Why splitting works. When attributes are correlated (e.g., MORKSUKY brand always ships with 145mm frames in the case study), throwing them all into one logistic regression produces unstable coefficients, inflated standard errors, and sometimes sign reversals. Splitting estimates each attribute's effect averaged over the joint distribution of the others, which is less precise but more stable.

The cost of splitting. You lose the ability to detect interaction effects. Note this limitation in the report.

The case study used 5 sub-models: brand / color / size / features (anti-scratch + UV) / price. Use the price sub-model's coefficient as the "price sensitivity" reference for WTP calculations later.

Fit the model(s)

For binary outcomes (choice, purchase, click): logistic regression via MLE.

import statsmodels.api as sm

X = df[['UKNOW', 'MORKSUKY']]      # one sub-model at a time
X = sm.add_constant(X)
y = df['purchased']
model = sm.Logit(y, X).fit()

The β coefficients become part-worth utilities for each attribute level. Reference levels have utility = 0 by construction.

Full fitting code with diagnostics, p-value handling, and robustness checks: scripts/fit_logistic_conjoint.py.

Statistical significance — set expectations

With small samples (case study had N=160 stacked = 20 unique customers), p-values often fail to reach 0.05 even when effect sizes are large. State this up front. Conjoint with revealed-preference data is usually directional, not inferential. If the user needs proper hypothesis testing, they need a larger sample or a designed survey.


Phase V — Insight translation

Coefficients are abstract. This phase converts them into four decision-grade outputs. Always produce all four — they answer different questions.

1. Attribute importance

Measures relative influence of each attribute on the choice.

For each attribute:
    range_i = max(part-worth) - min(part-worth)
    # For PRICE specifically: range = |β_price| × (max_price - min_price)
importance_i = range_i / sum(all ranges) × 100%

Why price is special. Categorical coefficients are already on a "relative-to-reference" scale; price is a marginal-per-dollar coefficient. Without multiplying by the actual price range, you'll dramatically under-state price importance. Always do this rescaling.

2. Willingness to pay (WTP)

Translates abstract utility back into dollars:

WTP(level) = part-worth(level) / |β_price|

A WTP of $8.90 means "the consumer would pay up to $8.90 extra for this level versus the reference."

When WTP is unreliable — flag any of these:

  • Price coefficient is positive (violates economic theory; usually means the price range is too narrow).
  • Price coefficient has very high p-value (>0.5).
  • Some attribute's WTP exceeds the max market price.

In any of these cases, report WTP as "directional only" with a caveat. The case study had β_price = +0.052, which made WTP estimates technically computable but economically unstable.

3. Choice probability via logistic transform

For each candidate product configuration, compute total utility and convert to a 0–1 probability:

U = β₀ + Σ β_i × X_i
P = exp(U) / (1 + exp(U))

The card with the highest P is the predicted optimal product under current market preferences. Rank all cards by P and present a top-3.

For multi-product scenarios (share-of-preference rather than single-card P), use the multinomial form — see references/insight_translation.md.

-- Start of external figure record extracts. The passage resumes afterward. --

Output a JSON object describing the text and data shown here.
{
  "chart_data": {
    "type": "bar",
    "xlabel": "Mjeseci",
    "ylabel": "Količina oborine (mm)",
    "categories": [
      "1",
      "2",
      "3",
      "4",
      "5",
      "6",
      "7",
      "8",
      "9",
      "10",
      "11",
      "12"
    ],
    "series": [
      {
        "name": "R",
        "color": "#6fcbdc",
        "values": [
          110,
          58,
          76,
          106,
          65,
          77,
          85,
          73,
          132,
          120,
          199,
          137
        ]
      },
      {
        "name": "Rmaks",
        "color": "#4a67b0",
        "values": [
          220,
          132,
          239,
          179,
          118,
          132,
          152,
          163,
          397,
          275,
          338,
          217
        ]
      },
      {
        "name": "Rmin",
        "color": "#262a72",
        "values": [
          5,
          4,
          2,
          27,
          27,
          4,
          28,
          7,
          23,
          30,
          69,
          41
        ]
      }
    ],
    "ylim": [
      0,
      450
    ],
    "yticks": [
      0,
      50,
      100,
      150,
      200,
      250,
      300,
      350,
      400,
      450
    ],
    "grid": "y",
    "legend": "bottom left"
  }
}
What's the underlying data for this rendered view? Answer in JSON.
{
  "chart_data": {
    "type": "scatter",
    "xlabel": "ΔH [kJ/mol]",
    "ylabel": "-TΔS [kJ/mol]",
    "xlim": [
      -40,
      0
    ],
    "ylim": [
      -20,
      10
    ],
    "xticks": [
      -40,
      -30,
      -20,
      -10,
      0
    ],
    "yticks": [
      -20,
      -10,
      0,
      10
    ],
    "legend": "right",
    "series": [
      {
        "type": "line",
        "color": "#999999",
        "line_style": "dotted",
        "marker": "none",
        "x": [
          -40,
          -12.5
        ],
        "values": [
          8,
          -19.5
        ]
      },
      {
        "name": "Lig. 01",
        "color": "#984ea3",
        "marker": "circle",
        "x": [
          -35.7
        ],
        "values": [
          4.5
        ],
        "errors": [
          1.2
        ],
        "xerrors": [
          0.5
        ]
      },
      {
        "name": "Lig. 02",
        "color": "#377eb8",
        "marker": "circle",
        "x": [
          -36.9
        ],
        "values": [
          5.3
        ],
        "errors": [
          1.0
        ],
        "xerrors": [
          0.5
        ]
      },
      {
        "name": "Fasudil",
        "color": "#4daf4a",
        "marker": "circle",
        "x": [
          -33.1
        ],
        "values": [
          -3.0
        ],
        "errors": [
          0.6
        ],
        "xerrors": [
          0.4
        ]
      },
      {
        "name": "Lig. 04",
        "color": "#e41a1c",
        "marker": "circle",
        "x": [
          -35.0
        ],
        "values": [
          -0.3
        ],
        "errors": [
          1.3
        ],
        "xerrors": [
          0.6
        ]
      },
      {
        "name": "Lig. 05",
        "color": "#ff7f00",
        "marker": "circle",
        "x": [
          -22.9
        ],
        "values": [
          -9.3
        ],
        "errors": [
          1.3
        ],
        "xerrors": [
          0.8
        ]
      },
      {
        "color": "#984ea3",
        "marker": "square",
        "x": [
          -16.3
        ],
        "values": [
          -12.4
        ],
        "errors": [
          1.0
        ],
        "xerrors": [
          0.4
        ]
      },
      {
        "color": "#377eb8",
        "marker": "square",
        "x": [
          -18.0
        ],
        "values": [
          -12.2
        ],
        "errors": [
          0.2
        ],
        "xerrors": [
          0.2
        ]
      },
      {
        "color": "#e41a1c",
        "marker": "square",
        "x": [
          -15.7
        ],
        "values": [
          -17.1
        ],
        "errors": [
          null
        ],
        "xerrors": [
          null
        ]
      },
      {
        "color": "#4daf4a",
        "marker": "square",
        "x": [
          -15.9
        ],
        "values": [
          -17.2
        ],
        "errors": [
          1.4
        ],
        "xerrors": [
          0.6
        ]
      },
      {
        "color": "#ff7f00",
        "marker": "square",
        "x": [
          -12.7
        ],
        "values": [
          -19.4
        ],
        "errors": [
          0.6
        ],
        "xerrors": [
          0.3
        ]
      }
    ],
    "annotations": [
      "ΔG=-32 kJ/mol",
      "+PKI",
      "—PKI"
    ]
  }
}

4. Cost-benefit (ROI) per attribute level

For product development resource allocation, combine demand-side utility with supply-side cost:

ROI(upgrade) = part-worth gain / unit cost increase

An ROI of 1.54 means each $1 of additional cost produces 1.54 utility units. Rank upgrades by ROI to prioritize R&D investment.

The cost figures are usually estimates from the user — ask them. If they don't have data, use a Δcost = 1 placeholder and let the user fill in real numbers later.

Full insight calculation code: scripts/compute_insights.py.


Output: the standard report structure

When you produce the final deliverable for the user, follow this structure. The case study's report is included as examples/case_study_safety_glasses.md — read it before writing your first conjoint report.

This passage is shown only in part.